Услышав это сообщение от иерея, он раздраженно поморщился и перебил:
– Уважаемый отец Афанасий, эта сия, возможно очень кому-то интересная информация, для меня неинтересна. Если какое-то другое дело есть, я вас слушаю.
Отец Афанасий не обратил никакого внимания на резкое осаживание, странно как-то на генерала глядя, сказал тихим голосом:
– Во время исповеди я спросил Государыню, имеет ли она на вас зло. В ответ она заплакала и ответила, что, конечно же, нет, что ей жалко вас и просила меня молиться за вас…
Подобных слез, что текли из Царицыных глаз, иерей Афанасий в своей жизни не помнил; слезы текли в виноватую полуулыбку, замершую на ее губах.
– Нет-нет, что вы, – шептала она, – нет… Вспыхнуло было, когда все началось… Теперь погасло, все Господь погасил. И те солдаты, что грубят нам сейчас, охрана и те буяны за окном… они же хорошие, обмануть себя дали… Господи, как же жалко их. А за раба Божия Лавра сугубо молитву усильте…
Иерей Афанасий вздрогнул и отшатнулся: у самого своего носа (генерал был резко ниже) на него глядели злобно совсем другие глаза.
– Я не нуждаюсь ни в чьей жалости, господин священник! – прорычало из генеральского рта. – А тем более, в жалости этой…
Видимо, выражение лица иерея Афанасия столь резко изменилось, что теперь отшатнулся генерал. Отшатнулся он, конечно, зря: вряд ли бы иерей воспользовался своей богатырностью против худосочности генеральской, сан не позволял.

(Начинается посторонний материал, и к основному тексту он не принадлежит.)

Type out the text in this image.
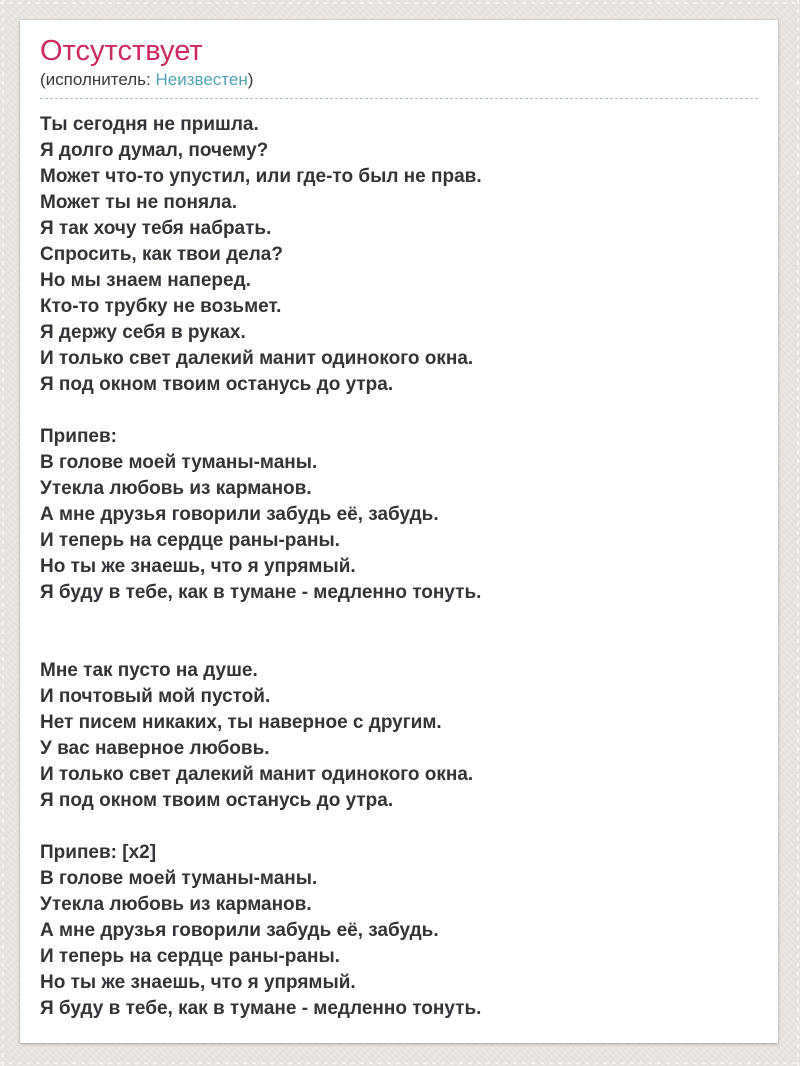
Отсутствует

(исполнитель: Неизвестен)

Ты сегодня не пришла.
Я долго думал, почему?
Может что-то упустил, или где-то был не прав.
Может ты не поняла.
Я так хочу тебя набрать.
Спросить, как твои дела?
Но мы знаем наперед.
Кто-то трубку не возьмет.
Я держу себя в руках.
И только свет далекий манит одинокого окна.
Я под окном твоим останусь до утра.
Припев:
В голове моей туманы-маны.
Утекла любовь из карманов.
А мне друзья говорили забудь её, забудь.
И теперь на сердце раны-раны.
Но ты же знаешь, что я упрямый.
Я буду в тебе, как в тумане - медленно тонуть.
Мне так пусто на душе.
И почтовый мой пустой.
Нет писем никаких, ты наверное с другим.
У вас наверное любовь.
И только свет далекий манит одинокого окна.
Я под окном твоим останусь до утра.
Припев: [x2]
В голове моей туманы-маны.
Утекла любовь из карманов.
А мне друзья говорили забудь её, забудь.
И теперь на сердце раны-раны.
Но ты же знаешь, что я упрямый.
Я буду в тебе, как в тумане - медленно тонуть.
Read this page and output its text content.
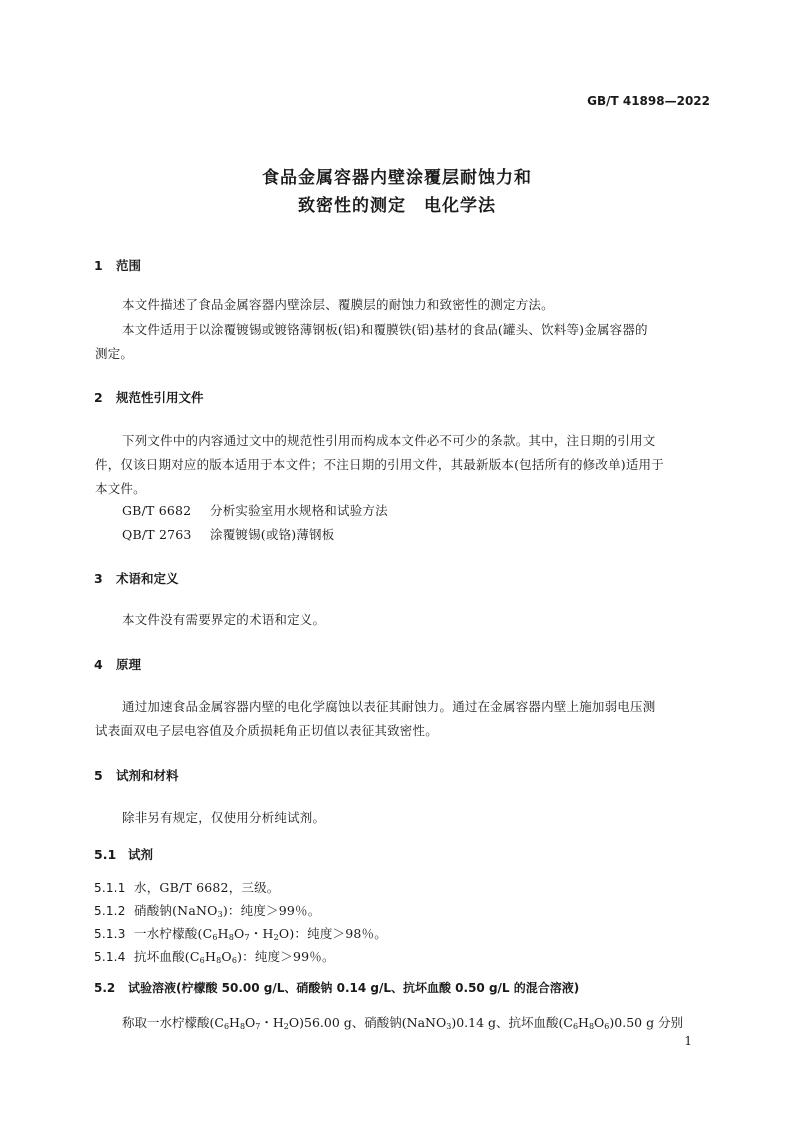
GB/T 41898—2022
食品金属容器内壁涂覆层耐蚀力和
致密性的测定　电化学法
1 范围
本文件描述了食品金属容器内壁涂层、覆膜层的耐蚀力和致密性的测定方法。
本文件适用于以涂覆镀锡或镀铬薄钢板(铝)和覆膜铁(铝)基材的食品(罐头、饮料等)金属容器的
测定。
2 规范性引用文件
下列文件中的内容通过文中的规范性引用而构成本文件必不可少的条款。其中，注日期的引用文
件，仅该日期对应的版本适用于本文件；不注日期的引用文件，其最新版本(包括所有的修改单)适用于
本文件。
GB/T 6682 分析实验室用水规格和试验方法
QB/T 2763 涂覆镀锡(或铬)薄钢板
3 术语和定义
本文件没有需要界定的术语和定义。
4 原理
通过加速食品金属容器内壁的电化学腐蚀以表征其耐蚀力。通过在金属容器内壁上施加弱电压测
试表面双电子层电容值及介质损耗角正切值以表征其致密性。
5 试剂和材料
除非另有规定，仅使用分析纯试剂。
5.1 试剂
5.1.1 水，GB/T 6682，三级。
5.1.2 硝酸钠(NaNO$_3$)：纯度＞99％。
5.1.3 一水柠檬酸($C_6H_8O_7$・$H_2O$)：纯度＞98％。
5.1.4 抗坏血酸$(C_6H_8O_6)$：纯度＞99％。
5.2 试验溶液(柠檬酸 50.00 g/L、硝酸钠 0.14 g/L、抗坏血酸 0.50 g/L 的混合溶液)
称取一水柠檬酸($C_6H_8O_7$・$H_2O)56.00$ g、硝酸钠(NaNO$_3$)0.14 g、抗坏血酸$(C_6H_8O_6)0.50$ g 分别
1
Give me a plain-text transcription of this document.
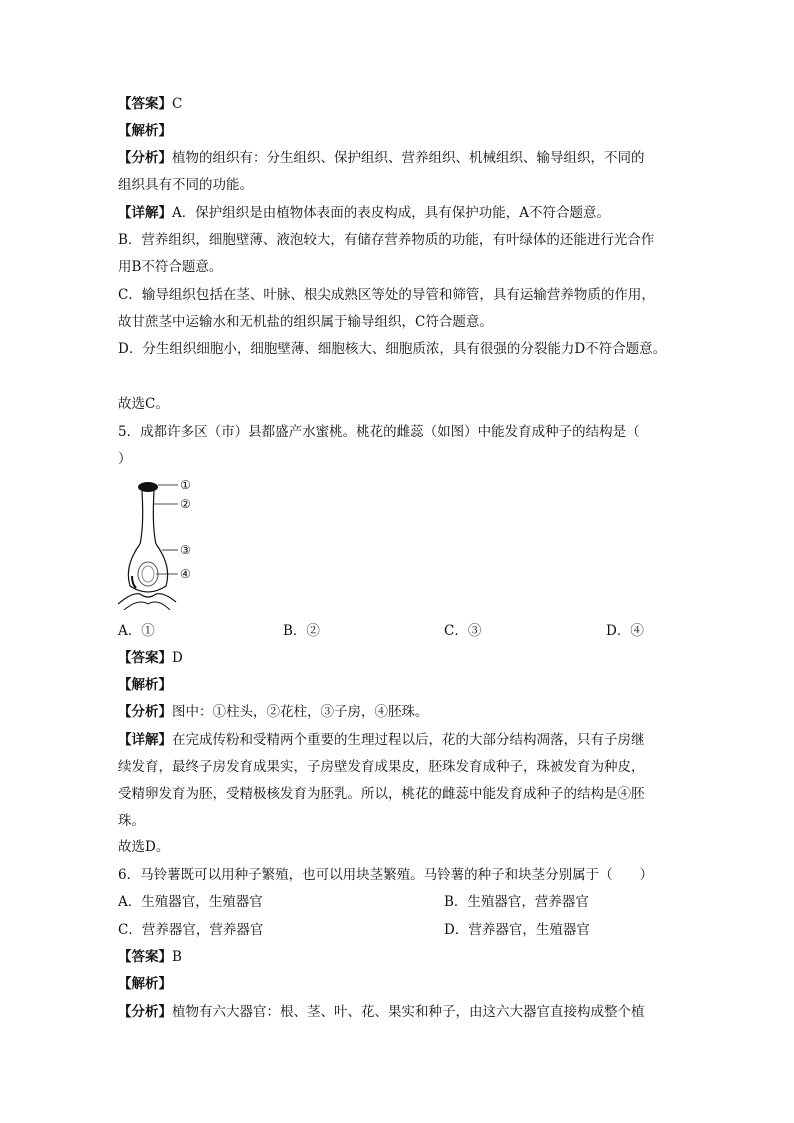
【答案】C
【解析】
【分析】植物的组织有：分生组织、保护组织、营养组织、机械组织、输导组织，不同的
组织具有不同的功能。
【详解】A．保护组织是由植物体表面的表皮构成，具有保护功能，A不符合题意。
B．营养组织，细胞壁薄、液泡较大，有储存营养物质的功能，有叶绿体的还能进行光合作
用B不符合题意。
C．输导组织包括在茎、叶脉、根尖成熟区等处的导管和筛管，具有运输营养物质的作用，
故甘蔗茎中运输水和无机盐的组织属于输导组织，C符合题意。
D．分生组织细胞小，细胞壁薄、细胞核大、细胞质浓，具有很强的分裂能力D不符合题意。
故选C。
5．成都许多区（市）县都盛产水蜜桃。桃花的雌蕊（如图）中能发育成种子的结构是（
）
①
②
③
④
A．①	B．②	C．③	D．④
【答案】D
【解析】
【分析】图中：①柱头，②花柱，③子房，④胚珠。
【详解】在完成传粉和受精两个重要的生理过程以后，花的大部分结构凋落，只有子房继
续发育，最终子房发育成果实，子房壁发育成果皮，胚珠发育成种子，珠被发育为种皮，
受精卵发育为胚，受精极核发育为胚乳。所以，桃花的雌蕊中能发育成种子的结构是④胚
珠。
故选D。
6．马铃薯既可以用种子繁殖，也可以用块茎繁殖。马铃薯的种子和块茎分别属于（　　）
A．生殖器官，生殖器官	B．生殖器官，营养器官
C．营养器官，营养器官	D．营养器官，生殖器官
【答案】B
【解析】
【分析】植物有六大器官：根、茎、叶、花、果实和种子，由这六大器官直接构成整个植
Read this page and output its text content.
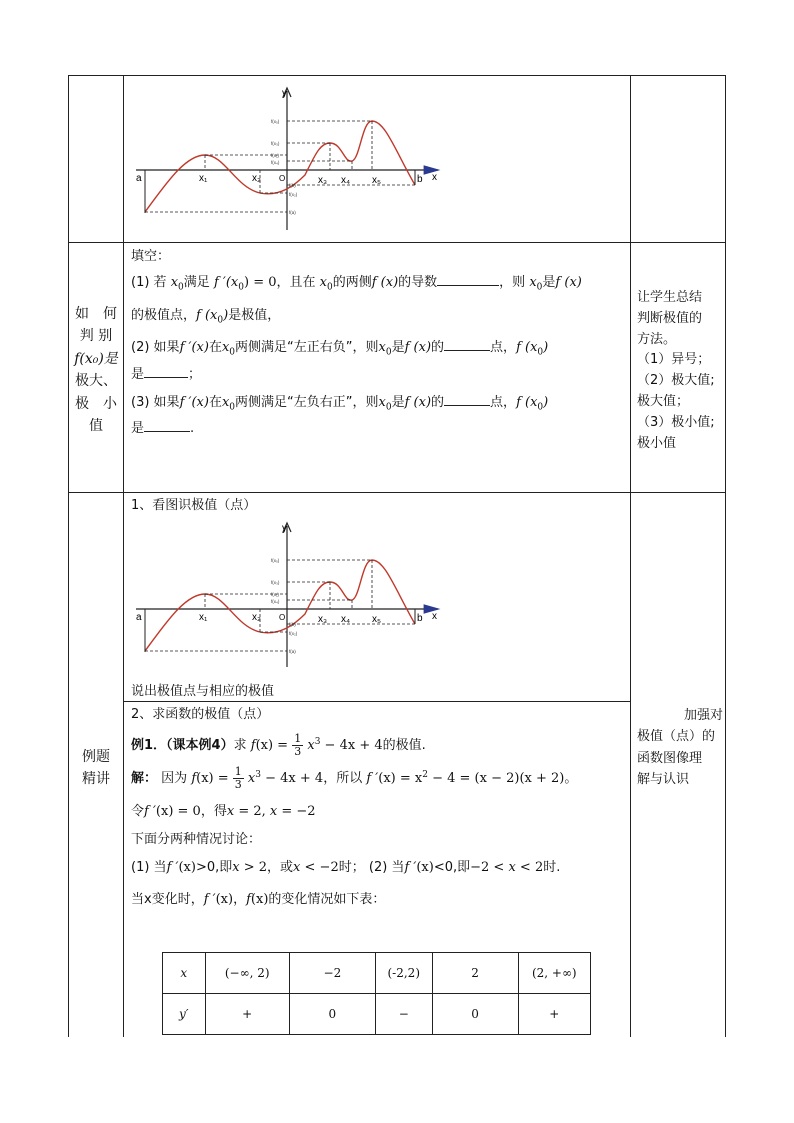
y
x
a	b
O
x₁	x₂	x₃ x₄ x₅
f(x₅)
f(x₃)
f(x₁)
f(x₄)
f(b)
f(x₂)
f(a)
如　何
判 别
f(x₀)是
极大、
极　小
值
填空：
(1) 若 $x_0$满足 f $'(x_0) = 0$，且在 $x_0$的两侧f (x)的导数	，则 $x_0$是f (x)
的极值点，f $(x_0)$是极值，
(2) 如果f ′(x)在$x_0$两侧满足“左正右负”，则$x_0$是f (x)的	点，f $(x_0)$
是	；
(3) 如果f ′(x)在$x_0$两侧满足“左负右正”，则$x_0$是f (x)的	点，f $(x_0)$
是	.
让学生总结
判断极值的
方法。
（1）异号；
（2）极大值;
极大值；
（3）极小值;
极小值
例题
精讲
1、看图识极值（点）
y
x
a	b
O
x₁	x₂	x₃ x₄ x₅
f(x₅)
f(x₃)
f(x₁)
f(x₄)
f(b)
f(x₂)
f(a)
说出极值点与相应的极值
2、求函数的极值（点）
例1．（课本例4）求 $f(x) = \frac{1}{3} x^3 - 4x + 4$的极值.
解： 因为 $f(x) = \frac{1}{3} x^3 - 4x + 4$，所以 f $'(x) = x^2 - 4 = (x - 2)(x + 2)$。
令f ′(x) = 0，得x = 2, x = −2
下面分两种情况讨论：
(1) 当f ′(x)>0,即x > 2，或x < −2时； (2) 当f ′(x)<0,即−2 < x < 2时.
当x变化时，f ′(x)，f(x)的变化情况如下表：
x	(−∞, 2)	−2	(-2,2)	2	(2, +∞)
y′	+	0	−	0	+
加强对
极值（点）的
函数图像理
解与认识
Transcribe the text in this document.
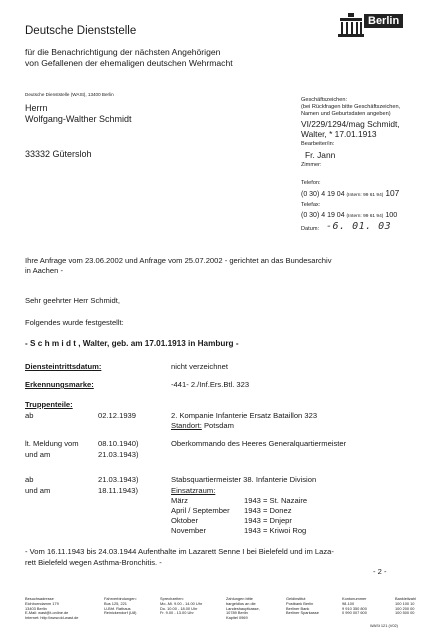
Deutsche Dienststelle
für die Benachrichtigung der nächsten Angehörigen
von Gefallenen der ehemaligen deutschen Wehrmacht
Berlin
Deutsche Dienststelle (WASt), 13400 Berlin
Herrn
Wolfgang-Walther Schmidt
33332 Gütersloh
Geschäftszeichen:
(bei Rückfragen bitte Geschäftszeichen,
Namen und Geburtsdaten angeben)
VI/229/1294/mag Schmidt,
Walter, * 17.01.1913
Bearbeiter/in:
Fr. Jann
Zimmer:
Telefon:
(0 30) 4 19 04 (Intern: 99 61 94) 107
Telefax:
(0 30) 4 19 04 (Intern: 99 61 94) 100
Datum: -6. 01. 03
Ihre Anfrage vom 23.06.2002 und Anfrage vom 25.07.2002 - gerichtet an das Bundesarchiv
in Aachen -
Sehr geehrter Herr Schmidt,
Folgendes wurde festgestellt:
- S c h m i d t , Walter, geb. am 17.01.1913 in Hamburg -
Diensteintrittsdatum:	nicht verzeichnet
Erkennungsmarke:	-441- 2./Inf.Ers.Btl. 323
Truppenteile:
ab	02.12.1939	2. Kompanie Infanterie Ersatz Bataillon 323
Standort: Potsdam
lt. Meldung vom	08.10.1940)	Oberkommando des Heeres Generalquartiermeister
und am	21.03.1943)
ab	21.03.1943)	Stabsquartiermeister 38. Infanterie Division
und am	18.11.1943)	Einsatzraum:
März	1943 = St. Nazaire
April / September 1943 = Donez
Oktober	1943 = Dnjepr
November	1943 = Kriwoi Rog
- Vom 16.11.1943 bis 24.03.1944 Aufenthalte im Lazarett Senne I bei Bielefeld und im Laza-
rett Bielefeld wegen Asthma-Bronchitis. -
- 2 -
Besuchsadresse
Eichborndamm 179
13403 Berlin
E-Mail: wast@t-online.de
Internet: http://www.dd-wast.de
Fahrverbindungen:
Bus 125, 221
U-Bhf. Rathaus
Reinickendorf (U8)
Sprechzeiten:
Mo.-Mi. 9.00 - 14.00 Uhr
Do. 10.00 - 18.00 Uhr
Fr. 9.00 - 13.00 Uhr
Zahlungen bitte
bargeldlos an die
Landeshauptkasse,
10789 Berlin
Kapitel 0969
Geldinstitut
Postbank Berlin
Berliner Bank
Berliner Sparkasse
Kontonummer
98-100
9 910 350 800
0 990 007 600
Bankleitzahl
100 100 10
100 200 00
100 500 00
WASt 121 (V02)
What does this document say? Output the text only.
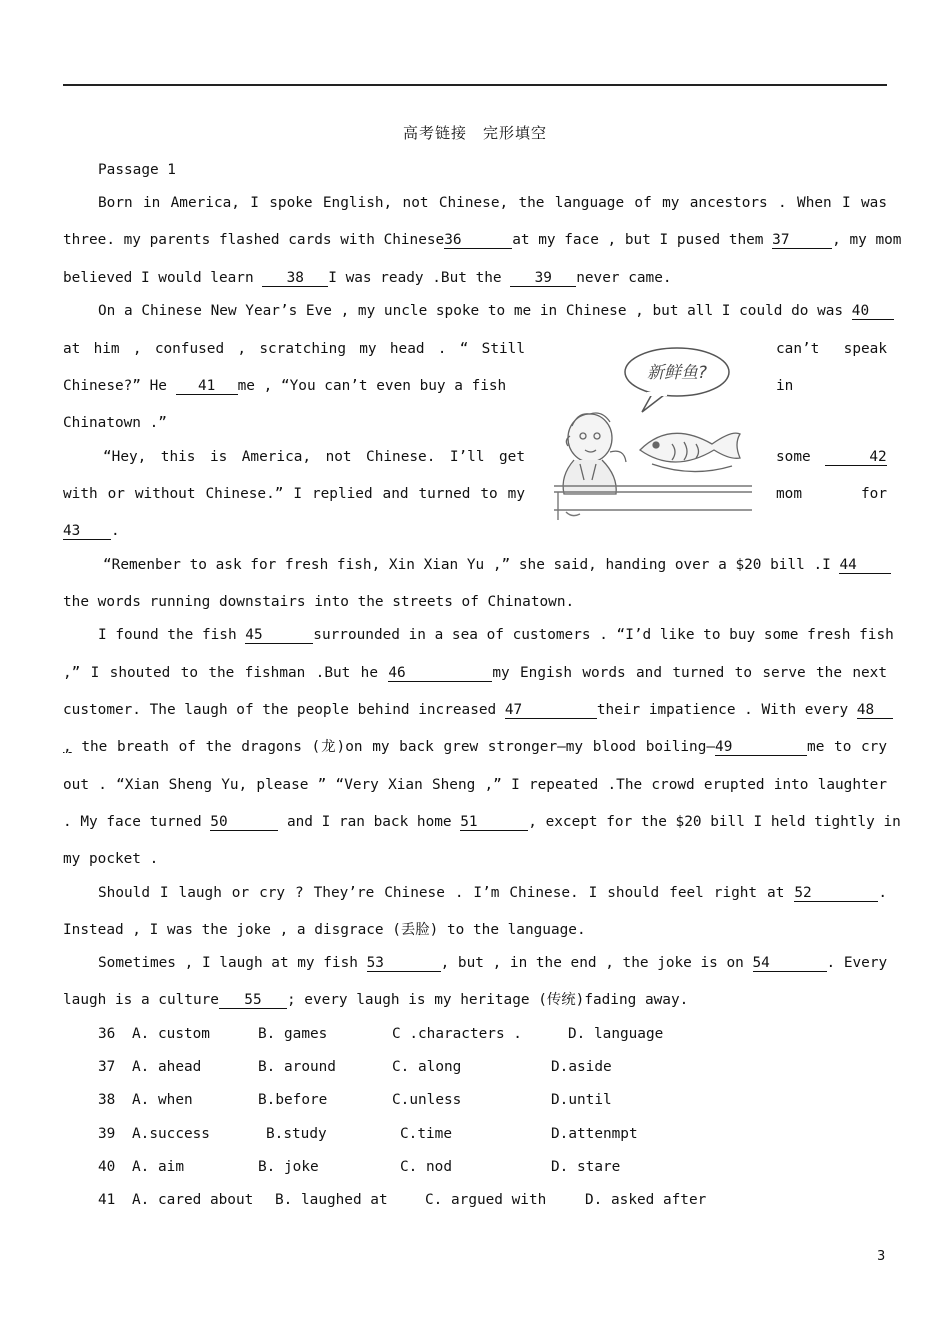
高考链接　完形填空
Passage 1
Born in America, I spoke English, not Chinese, the language of my ancestors . When I was
three. my parents flashed cards with Chinese36	at my face , but I pused them 37	, my mom
believed I would learn 38 I was ready .But the 39 never came.
On a Chinese New Year’s Eve , my uncle spoke to me in Chinese , but all I could do was 40
at him , confused , scratching my head . “ Still	can’t speak
Chinese?” He 41 me , “You can’t even buy a fish	in
Chinatown .”
“Hey, this is America, not Chinese. I’ll get	some	42
with or without Chinese.” I replied and turned to my	mom	for
43 .
新鲜鱼?
“Remenber to ask for fresh fish, Xin Xian Yu ,” she said, handing over a $20 bill .I 44
the words running downstairs into the streets of Chinatown.
I found the fish 45	surrounded in a sea of customers . “I’d like to buy some fresh fish
,” I shouted to the fishman .But he 46	my Engish words and turned to serve the next
customer. The laugh of the people behind increased 47	their impatience . With every 48
, the breath of the dragons (龙)on my back grew stronger—my blood boiling—49	me to cry
out . “Xian Sheng Yu, please ” “Very Xian Sheng ,” I repeated .The crowd erupted into laughter
. My face turned 50	and I ran back home 51	, except for the $20 bill I held tightly in
my pocket .
Should I laugh or cry ? They’re Chinese . I’m Chinese. I should feel right at 52	.
Instead , I was the joke , a disgrace (丢脸) to the language.
Sometimes , I laugh at my fish 53	, but , in the end , the joke is on 54	. Every
laugh is a culture 55 ; every laugh is my heritage (传统)fading away.
36 A. custom	B. games	C .characters .	D. language
37 A. ahead	B. around	C. along	D.aside
38 A. when	B.before	C.unless	D.until
39 A.success	B.study	C.time	D.attenmpt
40 A. aim	B. joke	C. nod	D. stare
41 A. cared about B. laughed at	C. argued with	D. asked after
3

Правда, в нервные времена в нервной обстановке можно и о сане забыть, контроль над собой потерять… хотя такая потеря и грозит потерей сана, а уж генеральской худосочности… Ой, и подумать страшно!
– Простите, – сказал иерей, – жалость нужна всем, а тем более от тех людей, кого я исповедовал. Мне очень тяжело исполнять просьбу Государыни, такого у меня не было: упоминаю о здравии ваше имя и… жуть подступает, тяжесть вдруг начинает давить, черный пепел вижу и смрад чувствую… Поделиться с вами хотел…
Услышав это, генерал вздрогнул, но и не более.
– И чем же я могу помочь вам, в ваших таких трудностях? – голосом, полным металла, спросил он иерея.
Вздохнул тот тяжко, пожав плечами:
– Вижу, что ничем… А на прием я к вам напросился вот по какому поводу. Государь просит вашего содействия, чтобы Владимирскую икону, главную нашу святыню, не отправлять с фронта. Это равносильно полному его развалу. Проще просто противнику фронт открыть, меньше жертв будет.
– Ну уж!.. – произнес генерал с легкой издевкой. – Уж как-нибудь… обойдемся.
– Нет, не обойдетесь. И никогда не обходились!
– Да, но я-то тут причем? – Все-таки от такой просьбы он немало растерялся. – Как я могу содействовать? Я же тут, а икона в Могилёве, там Алексеев хозяин.
– Так повлияйте на Алексеева, телеграфируйте ему. Ваше восхождение по службе, так сказать, предрешено новой властью.
«Ну что ты пристал ко мне, несносный поп?!» – читалось в изможденных бессонницей генеральских глазах.
Отец Афанасий поклонился, развернулся и вышел. И никуда теперь не деться, при исполнении просьбы Государыни, от видения глазами черного пепла и ощущения ноздрями удушливого смрада.
Глава 32
Студент-юрист, по партийной кличке Клещ (настоящее имя давно всеми забылось), за день трудовой устал как проклятый. Именно так он сам определил. А труд состоял в определении задач своим подручным по растаптыванию не символов, вроде гипсового двуглавого орла, а самой жизни старой, и выращиванию на ее обломках цветов новой жизни. Именно так он сам определил на собрании, длившемся пять часов. Вполне можно согласиться с первым определением, что от такого собрания вполне реально почувствовать себя проклятым. Завтра собирались начать жизненное топтание с цветочным посевом: ожидают эшелон «братишек», кронштадских и гельсингфоргских из Питера – и контриков потоптать, и посев в своих карманах, богами названных, цветочный произвесть.